When Jeremiah raised his objection to God's call, God's first words seemed rather harsh: "Do not say I am only a boy; for you shall go to all to whom I send you, and you shall speak whatever I command you" (1:7). Clearly when God calls, God expects obedience. God isn't interested in hearing our excuses. But that doesn't mean that God leaves us to work out our call on our own. For as he said to Jeremiah: "Don't be afraid, for I am with you." In other words, I am not reneging my call, but I do promise to be with you to help you to fulfill it. That is the same thing Jesus says to us as his disciples: "Remember, I am with you always, to the end of the age" (Mt. 28:20). Jesus said that after he commissioned his disciples to go and make more disciples. It is important to recognize that the promise was given in the context of their call to mission. The promise of God's presence is for those who take his call seriously. In our text from Jeremiah, the giving of God's promise is also closely associated with his commissioning. For immediately after God promised to be with Jeremiah, Jeremiah writes this: "Then the Lord put out his hand and touched my mouth; and the Lord said to me, ‘Now I have put my words in your mouth.'" Once again, the promise of help goes hand in hand with the call to service. Thus God equipped Jeremiah with the tools of his trade–words. What Jeremiah needed, God provided. Jeremiah wasn't a carpenter, so he didn't need hammer and nails. He wasn't a farmer, so he didn't a horse and plow. But he was called and commissioned to be a prophet, so God gave him words. Then God added the further reassurance that his touch would enable Jeremiah to speak not just any words, but words of real power: "See, today I appoint you over nations and over kingdoms, to pluck up and to pull down, to destroy and to overthrow, to build and to plant."
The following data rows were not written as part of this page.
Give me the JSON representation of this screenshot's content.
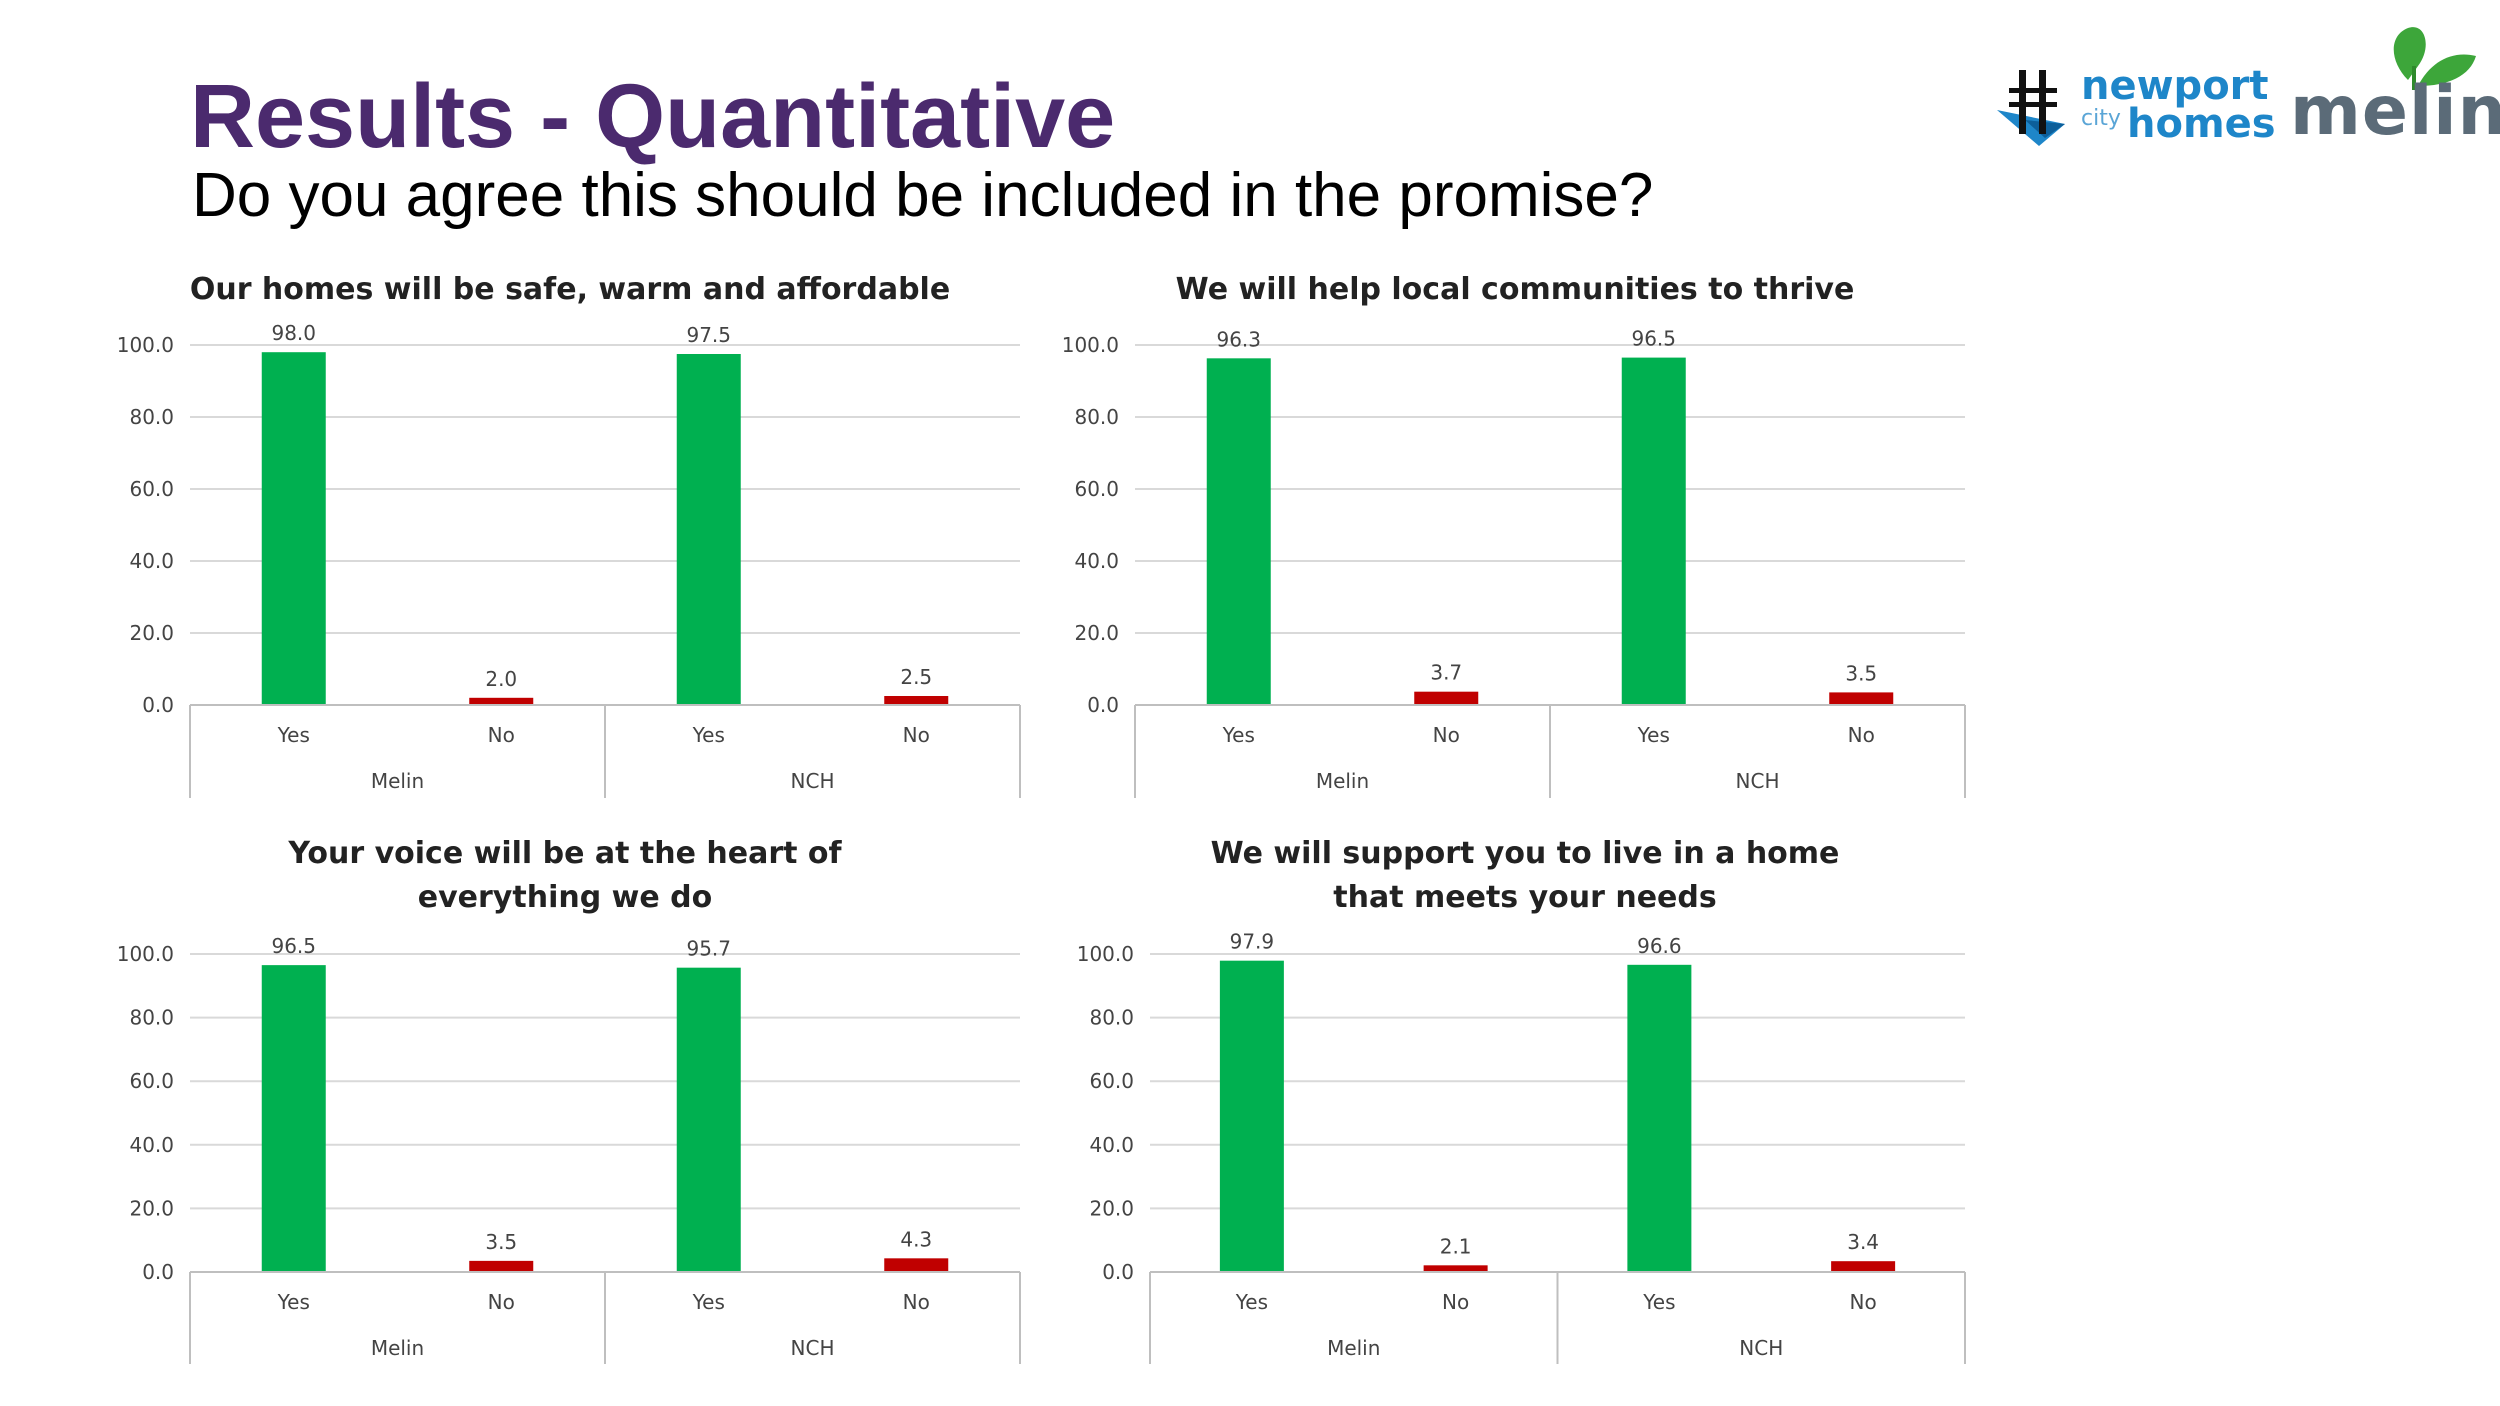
{
  "header": {
    "title": "Results - Quantitative",
    "subtitle": "Do you agree this should be included in the promise?"
  },
  "logos": {
    "nch": {
      "line1": "newport",
      "small": "city",
      "line2": "homes",
      "color": "#1e86c9"
    },
    "melin": {
      "text": "melin",
      "text_color": "#5b6b78",
      "leaf_color": "#3da63a"
    }
  },
  "colors": {
    "yes": "#00b050",
    "no": "#c00000",
    "grid": "#d9d9d9",
    "axis": "#bfbfbf"
  },
  "chart_data": [
    {
      "type": "bar",
      "title": "Our homes will be safe, warm and affordable",
      "groups": [
        "Melin",
        "NCH"
      ],
      "categories": [
        "Yes",
        "No",
        "Yes",
        "No"
      ],
      "values": [
        98.0,
        2.0,
        97.5,
        2.5
      ],
      "value_labels": [
        "98.0",
        "2.0",
        "97.5",
        "2.5"
      ],
      "yticks": [
        "0.0",
        "20.0",
        "40.0",
        "60.0",
        "80.0",
        "100.0"
      ],
      "ylim": [
        0,
        100
      ],
      "grid": true,
      "legend": "none"
    },
    {
      "type": "bar",
      "title": "We will help local communities to thrive",
      "groups": [
        "Melin",
        "NCH"
      ],
      "categories": [
        "Yes",
        "No",
        "Yes",
        "No"
      ],
      "values": [
        96.3,
        3.7,
        96.5,
        3.5
      ],
      "value_labels": [
        "96.3",
        "3.7",
        "96.5",
        "3.5"
      ],
      "yticks": [
        "0.0",
        "20.0",
        "40.0",
        "60.0",
        "80.0",
        "100.0"
      ],
      "ylim": [
        0,
        100
      ],
      "grid": true,
      "legend": "none"
    },
    {
      "type": "bar",
      "title": "Your voice will be at the heart of everything we do",
      "groups": [
        "Melin",
        "NCH"
      ],
      "categories": [
        "Yes",
        "No",
        "Yes",
        "No"
      ],
      "values": [
        96.5,
        3.5,
        95.7,
        4.3
      ],
      "value_labels": [
        "96.5",
        "3.5",
        "95.7",
        "4.3"
      ],
      "yticks": [
        "0.0",
        "20.0",
        "40.0",
        "60.0",
        "80.0",
        "100.0"
      ],
      "ylim": [
        0,
        100
      ],
      "grid": true,
      "legend": "none"
    },
    {
      "type": "bar",
      "title": "We will support you to live in a home that meets your needs",
      "groups": [
        "Melin",
        "NCH"
      ],
      "categories": [
        "Yes",
        "No",
        "Yes",
        "No"
      ],
      "values": [
        97.9,
        2.1,
        96.6,
        3.4
      ],
      "value_labels": [
        "97.9",
        "2.1",
        "96.6",
        "3.4"
      ],
      "yticks": [
        "0.0",
        "20.0",
        "40.0",
        "60.0",
        "80.0",
        "100.0"
      ],
      "ylim": [
        0,
        100
      ],
      "grid": true,
      "legend": "none"
    }
  ]
}
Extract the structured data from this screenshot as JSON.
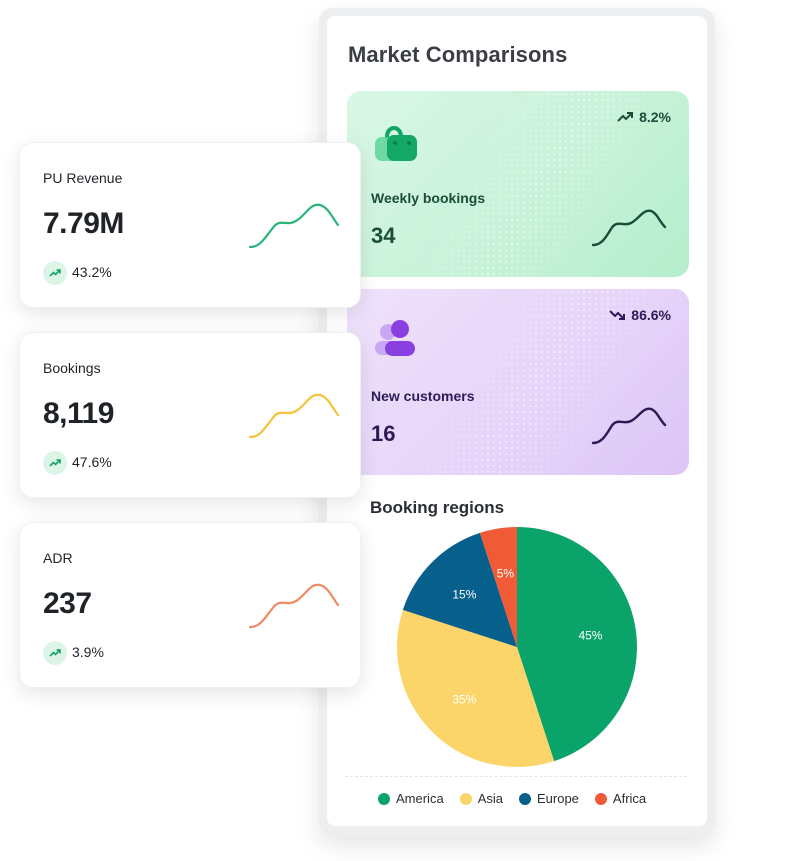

In all of this we encounter a tremendous principle with respect to God's call: God never sends a messenger without putting words in his or her mouth; God never commissions one to service without qualifying one for the task; God does not call any people without first equipping and empowering them. God will certainly challenge us, but God will also provide all that is needed to meet the challenge. All of that is evident in Jeremiah's call. But unless you think this may be a one-of-a-kind type of situation, that Jeremiah was special and it couldn't possibly apply to someone like you or I, remember that the New Testament elaborates greatly on this truth, when it tells us that God has given to all believers the gift of his own Holy Spirit to equip and empower us. The Holy Spirit gives each of us unique gifts and abilities to use in God's service. The Holy Spirit fills us with strength and courage to go forward in Jesus' name. The apostle Paul makes this very point to another young man called to a challenging ministry, his friend Timothy, saying: "God did not give us a spirit of cowardice, but rather a spirit of power and of love and of self-discipline" (2 Tim. 1:7). God gives to all of us the authority and the strength to be what he calls us to be, and to do what he calls us to do.